The R code above tells us that the estimated 95% confidence intervals for our beta distribution estimation of allele frequency drift are about 36.3% and 63.7%.  If you go back to the MonteCarlo approach you see that both estimates are really close!  Hooray!  

Now for fun lets compare this to the Monte Carlo estimate. More R code:
#rerun our monte carlo (from before) and fit our beta est. to it
x = 0.5
sz = 100*2  #100 diploids -> 200 genomes
k = matrix(-999, nr=100000, nc=4) #matrix to store results
for (i in 1:100000) {
  xf = x  #initial freq always 0.5
  for (j in 1:4){ #5 generations require 4 samples
    xf = rbinom(1,size=200, xf) / 200 #random sample, normalized by size
    k[i,j] = xf   #update matrix
  }
}
#plot monte carlo result as histogram
hist(k[,4], br=100, freq=F, main="Monte Carlo (bars) vs. Beta (red line)", xlab='allele freq')
#add beta as a red line
lines(seq(0,1,0.01), dbeta(seq(0,1, 0.01), shape1=a, shape2=b ), ty='l', col=2)

Wow, the red line (beta) is pretty close to the Monte Carlo result!
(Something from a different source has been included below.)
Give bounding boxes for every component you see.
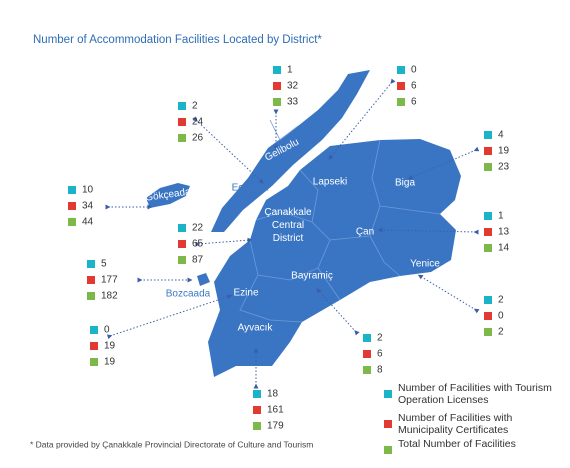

Now some caveats.  The process we are modeling is discrete, but the beta distribution in continuous.  This means that the beta distribution will be a good estimator of drift if the population size is large (because there are so many discrete possibilities they become virtually continuous), and will get increasingly worse with smaller populations. Another watch out, the beta distribution will start to perform poorly if you want to measure drift for a really rare or really common allele, especially in a small population.  You'll know when this is going to happen if you notice that the a and b parameters are really different from one another (one will be big and one will be small), and the smaller one is a pretty small number. Under these kinds of scenarios you'll see that the beta distribution does a poor job of estimating the loss of the rare allele (i.e. fixation of one allele due to drift). Below is an example of this problem, I tweaked the R code above to model an initial allele starting at a 4% frequency rather than 50%.    

See how the beta estimation misses the Monte Carlo distribution a little on the left side.  In this case a = 1.98 and b = 47.4.  This is the sort of thing to watch out for if you use this approach to estimate genetic drift.